HAPPY BIRTH-DAY TO ALL MOTHERS
Posted on September 7, 2009.
My daughter Esmeralda turns 18 today. Like all parents, I am amazed at how time flies. Like all mothers, I get reminiscent about those days, 18 years ago.
I was very pregnant and very happy. I lived in Rome, Italy, and I wanted a home birth.
I wanted music, soft light, friends, baby on my stomach still attached by umbilical cord, no drugs, and no epidural. A birth by my own rules, not by a cold hospital’s.
I found a group specialized in home births – Il Melograno. Their package included ob-gyn and midwife, courses, support and, more importantly, a woman-friendly feel. A photographer from Marie Claire magazine would do a photo reportage on my happy home birth.
Our premise: pregnancy is neither a disease nor a disability. Pregnancy and birth have become over-medicalized; women should reclaim it from doctors overly fond of control and caesareans. My family, my colleagues and the baby’s father thought I was crazy. Home births are more common now but women still battle to extricate pregnancy and birth out of the hospital realm.
In Brazil, we recently lost a battle for a centre for natural birth in Rio de Janeiro.
Clueless mommy
In my case, at midnight, after 30 hours of labour, I was stuck at 6 cms dilatation – and exhausted. A home birth must be 100 percent natural, so the few drops of oxitocyn to trigger full dilation had to be administered in hospital, three blocks away. There I went. At 2am my daughter was born – and promptly taken away to the nursery.
At 5:30am a nurse literally dumped my baby girl in my arms and left. No instructions on how to feed, nothing. My midwife and friends were coming at 8 am. What to do? I had never been around a newborn. I was like Carrie Bradshaw in Season 2 of Sex and The City – domesticity and motherhood were not part of my landscape.
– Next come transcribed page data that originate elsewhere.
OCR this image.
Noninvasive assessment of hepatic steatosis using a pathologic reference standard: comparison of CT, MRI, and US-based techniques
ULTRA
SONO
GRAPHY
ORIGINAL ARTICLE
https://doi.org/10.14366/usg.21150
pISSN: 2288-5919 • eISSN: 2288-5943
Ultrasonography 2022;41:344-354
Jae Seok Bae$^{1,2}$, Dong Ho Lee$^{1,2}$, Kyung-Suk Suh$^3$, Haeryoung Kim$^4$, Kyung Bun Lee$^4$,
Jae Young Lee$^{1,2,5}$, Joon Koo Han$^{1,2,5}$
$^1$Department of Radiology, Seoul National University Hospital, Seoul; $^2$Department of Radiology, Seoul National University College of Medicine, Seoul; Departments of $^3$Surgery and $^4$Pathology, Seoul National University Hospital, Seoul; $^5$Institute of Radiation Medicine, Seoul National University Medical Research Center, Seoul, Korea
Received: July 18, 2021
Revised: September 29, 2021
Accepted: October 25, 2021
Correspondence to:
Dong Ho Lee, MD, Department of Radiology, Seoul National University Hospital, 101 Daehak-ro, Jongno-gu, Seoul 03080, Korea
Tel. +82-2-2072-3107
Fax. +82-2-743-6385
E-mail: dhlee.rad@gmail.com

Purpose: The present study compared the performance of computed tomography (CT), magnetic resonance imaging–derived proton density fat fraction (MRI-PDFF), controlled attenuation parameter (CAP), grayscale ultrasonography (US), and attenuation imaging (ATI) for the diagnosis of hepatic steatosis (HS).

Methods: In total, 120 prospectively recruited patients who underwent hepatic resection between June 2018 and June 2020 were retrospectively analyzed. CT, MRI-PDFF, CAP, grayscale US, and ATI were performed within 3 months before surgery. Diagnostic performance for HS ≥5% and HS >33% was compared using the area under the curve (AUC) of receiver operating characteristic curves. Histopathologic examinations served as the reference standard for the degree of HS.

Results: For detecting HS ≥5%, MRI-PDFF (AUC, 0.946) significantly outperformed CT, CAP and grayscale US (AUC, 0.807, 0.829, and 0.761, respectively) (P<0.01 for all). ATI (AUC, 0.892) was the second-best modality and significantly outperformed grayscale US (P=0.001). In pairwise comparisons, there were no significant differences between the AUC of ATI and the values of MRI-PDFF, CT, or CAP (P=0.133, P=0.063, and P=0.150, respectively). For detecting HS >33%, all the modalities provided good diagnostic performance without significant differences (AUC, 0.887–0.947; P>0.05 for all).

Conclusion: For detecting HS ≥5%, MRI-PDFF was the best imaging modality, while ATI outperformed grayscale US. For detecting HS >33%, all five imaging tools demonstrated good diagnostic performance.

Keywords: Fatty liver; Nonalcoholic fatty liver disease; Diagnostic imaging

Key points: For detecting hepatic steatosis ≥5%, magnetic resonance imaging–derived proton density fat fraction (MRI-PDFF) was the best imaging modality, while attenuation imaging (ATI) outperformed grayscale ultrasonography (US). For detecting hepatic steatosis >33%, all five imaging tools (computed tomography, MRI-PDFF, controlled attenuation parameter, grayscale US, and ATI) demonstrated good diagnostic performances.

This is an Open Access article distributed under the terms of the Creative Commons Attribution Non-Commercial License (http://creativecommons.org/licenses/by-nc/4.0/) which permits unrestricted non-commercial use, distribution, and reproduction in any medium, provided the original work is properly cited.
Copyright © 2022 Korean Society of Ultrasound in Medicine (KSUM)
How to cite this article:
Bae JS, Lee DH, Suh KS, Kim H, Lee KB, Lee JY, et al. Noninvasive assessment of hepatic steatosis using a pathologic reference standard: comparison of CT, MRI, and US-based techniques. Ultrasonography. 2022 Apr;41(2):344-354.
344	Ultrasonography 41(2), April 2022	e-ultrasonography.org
So there I was, baby on one hand, baby book on the other, trying to figure it out. This is the most ridiculous and pathetic image of modern motherhood, I thought. How did we end here, from birth as a group event to 6 AM loneliness in hospital?
Less than 24 hours later, against hospital rules, I signed waivers absolving doctors of any responsibility and checked myself out.
I went home and turned on the CD player. My daughter’s godmother had been listening to the Rolling Stones: “You can’t always get what you want”. I chuckled.
Two close friends, one in Windhoek and one in London, recently tried a home birth but ended in hospital, just like me. Still, we were happy to go through labour at home.
Meanwhile, many women struggle to have a safe birth – anywhere. About half a million women die in childbirth very year. There are not enough trained midwives to ensure a safe labour, whether at home or at a clinic,
At a conference on reproductive health in Berlin last week, the World Health Organisation reported that one woman dies every minute for lack of adequate pregnancy and birth services.
A cruel paradox: the world proffers to revere motherhood but does not make it safe and comfortable for mothers to give birth.